Strong Consumption Drives China’s Economic Growth

By Sooyu Zheng

China’s economic report for the first half-year was released on the 18th of last month. Data showed the economy expanded at a faster-than-expected 6.9 percent year-on-year in the first six months of 2017.

According to the latest figures from the National Bureau of Statistics China’s economy has maintained steady and sound growth.

There has been a strong growth in consumption in the first half of the year, with the basic retail sector making a comeback. Total retail sales reached $2.54 trillion between January and June, making consumption the major driver of China’s economy, contributing 63.4 percent to economic growth.

Indicators related to daily life, such as jobs, income and CPI were also bright spots.

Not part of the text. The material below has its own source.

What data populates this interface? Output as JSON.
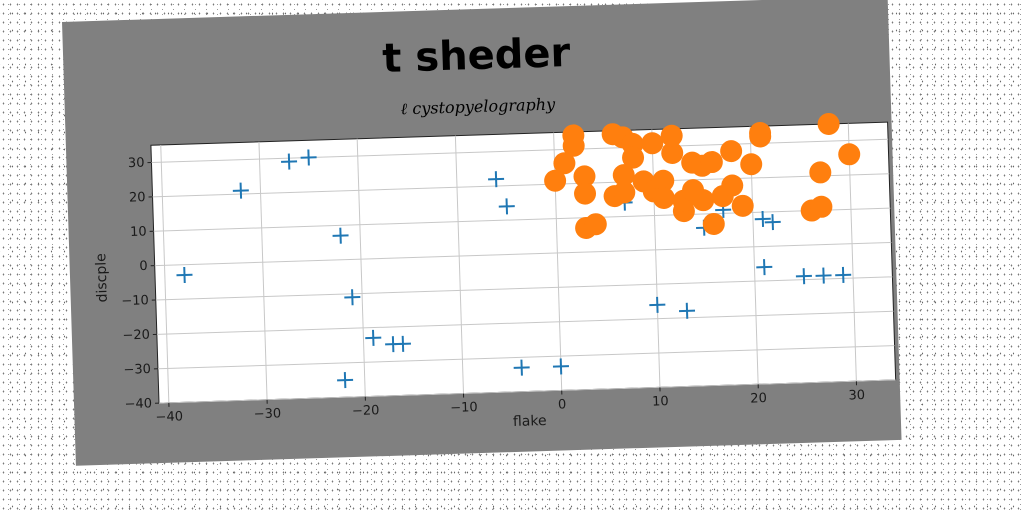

In particular, against a backdrop of supply-side structural reform and demand recovery at home and abroad, the growth of household incomes exceeded growth in GDP, consumption, imports and exports, and private investment.

This was no easy target, which inspired confidence and made it a good foundation for the completion of the year’s expected goals.

Staying tuned into the latest developments in the Chinese economy, international financial heavy weights raised their forecasts on the Chinese economy.

The IMF predicted China 2017 GDP growth at 6.7 percent, 0.1 percentage point higher than its previous estimate.

This shows IMF confidence in China’s economic growth, assessing a solid first quarter underpinned by the supply-side reform, including efforts to reduce excess capacity in the industrial sector.

In its latest Outlook supplement the Asian Development Bank (ADB) revised forecasts for China’s growth to 6.7 percent for 2017, up from 6.5 percent, and to 6.4 percent next year from 6.2 percent.

Even though under the new normal and China’s program of structural reform, slower economic growth, international institutions showed less concern on the country’s possible economic hard landing and financial risks compared to last year, and China is expected to continue stabilizing.